Hello,
I'll tell you what conclusions that I've come to. When I started thinking about this, the target was the cloud, so I'm going to give suggestions that can match an environment without UDP broadcast. Aim was to have no single point of failure for a RabbitMQ setup.
First, of course HA-queues with RMQ shared in a cluster. You can have either one or two disk-nodes; if you have two, you can avoid having all management/subscriptions/exchanges-management stop working when one goes down.
Then, you need a way of telling the clients that the broker it was connected to just went down. When it happens, you need a way of resending messages that weren't successfully sent; so that's where the async work on MT comes in. That will also work against the occasional network error and will assure you don't lose messages from that. When you are resending you will be re-establishing a connection to the broker(s):
The way I think this is best done is using HAProxy with Keepalived. HAProxy keeps tabs on the underlying Rabbits and redirects connections to those that are up, while itself being pretty non-intrusive. StackExchange seems to be working happily with it and the book Rabbit In Action recommended it as well - and it works in my virtual environemnt.

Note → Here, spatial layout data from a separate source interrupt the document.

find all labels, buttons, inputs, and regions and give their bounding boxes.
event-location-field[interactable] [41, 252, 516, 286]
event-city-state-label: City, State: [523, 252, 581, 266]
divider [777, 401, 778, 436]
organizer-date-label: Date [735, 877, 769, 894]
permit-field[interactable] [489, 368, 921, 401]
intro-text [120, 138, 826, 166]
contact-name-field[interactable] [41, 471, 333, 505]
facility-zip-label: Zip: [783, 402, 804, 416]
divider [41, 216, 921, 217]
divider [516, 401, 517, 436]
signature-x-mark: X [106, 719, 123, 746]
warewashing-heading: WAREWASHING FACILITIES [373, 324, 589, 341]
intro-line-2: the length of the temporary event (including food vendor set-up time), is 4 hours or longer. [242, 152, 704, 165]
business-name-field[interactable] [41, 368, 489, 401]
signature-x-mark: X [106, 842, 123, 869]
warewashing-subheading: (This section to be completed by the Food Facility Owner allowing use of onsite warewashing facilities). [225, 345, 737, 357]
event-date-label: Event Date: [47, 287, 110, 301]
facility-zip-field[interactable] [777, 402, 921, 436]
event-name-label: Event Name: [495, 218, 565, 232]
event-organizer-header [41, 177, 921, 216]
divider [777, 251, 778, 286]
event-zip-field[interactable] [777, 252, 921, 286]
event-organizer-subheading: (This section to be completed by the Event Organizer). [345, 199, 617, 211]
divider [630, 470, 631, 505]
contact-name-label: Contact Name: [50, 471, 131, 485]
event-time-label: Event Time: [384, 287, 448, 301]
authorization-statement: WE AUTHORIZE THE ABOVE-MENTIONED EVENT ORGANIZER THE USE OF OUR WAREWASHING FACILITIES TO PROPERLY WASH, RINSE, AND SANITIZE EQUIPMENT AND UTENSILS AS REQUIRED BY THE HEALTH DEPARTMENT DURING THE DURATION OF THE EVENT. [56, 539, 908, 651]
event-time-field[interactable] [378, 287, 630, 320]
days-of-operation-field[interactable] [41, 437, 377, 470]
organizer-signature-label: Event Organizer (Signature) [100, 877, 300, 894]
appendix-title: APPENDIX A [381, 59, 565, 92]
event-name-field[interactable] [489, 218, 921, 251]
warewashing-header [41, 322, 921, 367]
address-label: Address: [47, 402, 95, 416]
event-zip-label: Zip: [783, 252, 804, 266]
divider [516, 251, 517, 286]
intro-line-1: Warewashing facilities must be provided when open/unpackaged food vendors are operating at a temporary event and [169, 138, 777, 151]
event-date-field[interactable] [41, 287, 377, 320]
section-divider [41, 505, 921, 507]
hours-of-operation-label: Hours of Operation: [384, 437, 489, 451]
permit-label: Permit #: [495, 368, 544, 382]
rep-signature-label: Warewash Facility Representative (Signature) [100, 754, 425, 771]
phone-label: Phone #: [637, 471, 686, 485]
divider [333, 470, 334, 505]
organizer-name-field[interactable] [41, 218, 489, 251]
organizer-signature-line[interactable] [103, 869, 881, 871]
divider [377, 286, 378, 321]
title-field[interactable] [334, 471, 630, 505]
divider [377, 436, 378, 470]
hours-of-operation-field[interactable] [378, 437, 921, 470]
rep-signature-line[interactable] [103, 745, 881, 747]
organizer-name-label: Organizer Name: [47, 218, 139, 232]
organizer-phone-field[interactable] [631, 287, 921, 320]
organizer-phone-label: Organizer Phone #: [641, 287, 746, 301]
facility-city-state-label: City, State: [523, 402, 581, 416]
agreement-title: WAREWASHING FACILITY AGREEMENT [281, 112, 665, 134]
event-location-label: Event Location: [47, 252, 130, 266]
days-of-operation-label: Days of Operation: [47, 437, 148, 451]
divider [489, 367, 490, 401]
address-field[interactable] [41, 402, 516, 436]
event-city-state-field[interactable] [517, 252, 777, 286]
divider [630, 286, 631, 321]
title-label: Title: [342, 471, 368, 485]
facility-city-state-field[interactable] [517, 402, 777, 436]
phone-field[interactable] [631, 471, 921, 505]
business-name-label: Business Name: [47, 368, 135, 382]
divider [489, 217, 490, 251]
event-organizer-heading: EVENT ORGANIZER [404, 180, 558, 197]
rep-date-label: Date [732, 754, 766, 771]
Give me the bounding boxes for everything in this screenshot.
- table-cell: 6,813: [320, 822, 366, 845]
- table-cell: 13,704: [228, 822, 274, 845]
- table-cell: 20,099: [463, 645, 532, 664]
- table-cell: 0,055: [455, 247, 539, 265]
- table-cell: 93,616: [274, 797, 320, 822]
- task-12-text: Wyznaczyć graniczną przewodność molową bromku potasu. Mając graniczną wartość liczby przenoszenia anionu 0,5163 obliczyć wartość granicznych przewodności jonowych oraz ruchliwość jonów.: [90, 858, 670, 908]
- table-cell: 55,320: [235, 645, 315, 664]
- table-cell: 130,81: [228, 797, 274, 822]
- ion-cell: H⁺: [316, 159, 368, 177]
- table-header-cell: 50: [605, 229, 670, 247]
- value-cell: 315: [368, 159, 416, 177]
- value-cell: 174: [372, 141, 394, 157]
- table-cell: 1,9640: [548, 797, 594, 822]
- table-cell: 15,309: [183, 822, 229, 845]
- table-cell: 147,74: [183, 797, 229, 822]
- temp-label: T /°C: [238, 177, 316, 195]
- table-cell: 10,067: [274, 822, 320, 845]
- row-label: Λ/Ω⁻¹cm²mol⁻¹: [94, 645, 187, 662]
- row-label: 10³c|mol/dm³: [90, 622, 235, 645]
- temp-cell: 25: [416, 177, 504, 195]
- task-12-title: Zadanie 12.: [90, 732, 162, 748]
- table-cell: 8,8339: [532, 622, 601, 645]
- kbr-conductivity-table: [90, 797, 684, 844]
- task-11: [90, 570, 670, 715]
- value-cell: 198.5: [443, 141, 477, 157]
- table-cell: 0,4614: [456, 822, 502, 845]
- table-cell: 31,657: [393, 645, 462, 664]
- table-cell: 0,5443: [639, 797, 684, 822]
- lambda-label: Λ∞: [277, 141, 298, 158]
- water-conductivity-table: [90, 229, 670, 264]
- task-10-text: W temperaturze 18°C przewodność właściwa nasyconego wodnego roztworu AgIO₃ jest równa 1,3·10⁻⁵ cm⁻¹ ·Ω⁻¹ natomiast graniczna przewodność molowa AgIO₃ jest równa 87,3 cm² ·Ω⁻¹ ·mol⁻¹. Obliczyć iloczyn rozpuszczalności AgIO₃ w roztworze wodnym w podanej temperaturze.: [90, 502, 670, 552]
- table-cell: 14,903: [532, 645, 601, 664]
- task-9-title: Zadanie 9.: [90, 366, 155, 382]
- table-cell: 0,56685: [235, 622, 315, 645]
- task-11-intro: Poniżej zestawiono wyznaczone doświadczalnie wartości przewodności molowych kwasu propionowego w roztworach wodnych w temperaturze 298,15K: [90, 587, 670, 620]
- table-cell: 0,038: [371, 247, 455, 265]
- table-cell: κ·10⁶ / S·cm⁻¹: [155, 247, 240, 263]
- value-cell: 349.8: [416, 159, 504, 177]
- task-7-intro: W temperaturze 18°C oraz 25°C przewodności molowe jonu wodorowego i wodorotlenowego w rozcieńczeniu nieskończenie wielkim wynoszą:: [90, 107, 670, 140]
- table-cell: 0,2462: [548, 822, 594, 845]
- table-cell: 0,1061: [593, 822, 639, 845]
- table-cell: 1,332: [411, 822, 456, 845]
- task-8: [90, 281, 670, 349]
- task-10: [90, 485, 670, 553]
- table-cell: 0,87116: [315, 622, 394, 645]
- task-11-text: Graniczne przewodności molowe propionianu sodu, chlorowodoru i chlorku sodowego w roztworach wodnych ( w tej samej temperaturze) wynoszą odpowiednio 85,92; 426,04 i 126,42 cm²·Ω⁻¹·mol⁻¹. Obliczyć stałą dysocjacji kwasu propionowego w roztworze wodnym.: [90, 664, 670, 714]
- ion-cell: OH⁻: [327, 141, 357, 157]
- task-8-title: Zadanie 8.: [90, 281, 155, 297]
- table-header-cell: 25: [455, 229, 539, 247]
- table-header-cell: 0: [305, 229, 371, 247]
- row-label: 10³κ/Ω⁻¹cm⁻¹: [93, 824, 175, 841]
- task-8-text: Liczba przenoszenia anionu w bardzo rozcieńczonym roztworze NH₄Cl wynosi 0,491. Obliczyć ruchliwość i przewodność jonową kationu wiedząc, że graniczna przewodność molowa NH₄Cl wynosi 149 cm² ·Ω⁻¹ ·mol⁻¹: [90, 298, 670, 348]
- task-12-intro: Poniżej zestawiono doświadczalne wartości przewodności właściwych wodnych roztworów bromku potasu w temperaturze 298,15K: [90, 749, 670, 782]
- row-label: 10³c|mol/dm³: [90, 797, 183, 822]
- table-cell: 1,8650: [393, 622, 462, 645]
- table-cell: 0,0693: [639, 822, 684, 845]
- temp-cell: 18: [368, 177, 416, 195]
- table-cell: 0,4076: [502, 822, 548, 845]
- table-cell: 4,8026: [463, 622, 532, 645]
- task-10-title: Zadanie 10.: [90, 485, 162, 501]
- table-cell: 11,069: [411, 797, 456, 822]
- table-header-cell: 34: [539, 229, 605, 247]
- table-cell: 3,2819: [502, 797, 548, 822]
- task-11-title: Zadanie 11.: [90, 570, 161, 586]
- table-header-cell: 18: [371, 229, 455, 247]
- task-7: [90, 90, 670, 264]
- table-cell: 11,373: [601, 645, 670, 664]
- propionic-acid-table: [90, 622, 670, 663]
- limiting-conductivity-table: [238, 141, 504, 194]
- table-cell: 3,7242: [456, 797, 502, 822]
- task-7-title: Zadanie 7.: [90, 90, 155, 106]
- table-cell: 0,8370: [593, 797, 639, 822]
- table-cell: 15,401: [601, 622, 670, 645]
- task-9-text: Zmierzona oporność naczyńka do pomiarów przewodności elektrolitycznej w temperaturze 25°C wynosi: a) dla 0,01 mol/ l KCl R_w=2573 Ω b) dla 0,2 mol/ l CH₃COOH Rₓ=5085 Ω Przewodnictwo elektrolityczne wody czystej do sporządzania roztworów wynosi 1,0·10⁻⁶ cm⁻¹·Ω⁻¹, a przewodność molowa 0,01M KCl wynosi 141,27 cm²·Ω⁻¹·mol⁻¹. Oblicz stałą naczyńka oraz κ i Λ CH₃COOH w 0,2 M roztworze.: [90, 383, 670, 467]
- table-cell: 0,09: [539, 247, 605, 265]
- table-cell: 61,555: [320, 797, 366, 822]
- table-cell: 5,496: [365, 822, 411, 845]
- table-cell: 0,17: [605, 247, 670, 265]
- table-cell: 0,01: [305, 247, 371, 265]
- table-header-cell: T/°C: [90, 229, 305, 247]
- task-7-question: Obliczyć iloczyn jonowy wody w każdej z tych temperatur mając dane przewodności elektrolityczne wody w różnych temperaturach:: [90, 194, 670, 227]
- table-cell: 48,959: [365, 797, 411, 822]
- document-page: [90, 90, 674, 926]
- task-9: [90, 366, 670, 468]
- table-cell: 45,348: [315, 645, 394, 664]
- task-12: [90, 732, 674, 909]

But you've then just introduced HAProxy as a single point of failure; so you need to get rid of that as well. DNS of course has a TTL (and I personally hate Named because of its terrible configuration and debugging facilities) - so for creating a service registry, you're probably best off with a lookup service in e.g. ZooKeeper -- but the broker is a "known point" and so, I would rather connect to the HAProxy by IP.
That's where
https://github.com/haf/puppet-keepalived comes in - you can configure it with HAProxy so that, in the case of a detected failure, it will take over the IP of the previous master. Of course this is a 'faulty failure detector', but in reality it should be pretty stable (I guess one could reason about network spilits and what not, but more likely the computer will simply be rebooted sometimes and then you need the failover) The link comes with some binaries that I've taken from HAProxy's patch, enabling unicast on keepalived (because UDP multicast doesn't work in some clouds).
The actual configuration of RMQ and HA proxy is sampled here:
github.com/jussiheinonen/rabbitmq-on-vagrant - but its puppet code is pretty shoddy for a production env. (e.g. doesn't provide 'unless => ...'-args to Exec). I've found a pretty decent rabbit module here
https://github.com/haf/puppet-rabbitmq
Using these links you could probably get a vagrant setup for testing the above up in half a day. Tell me how it pans out!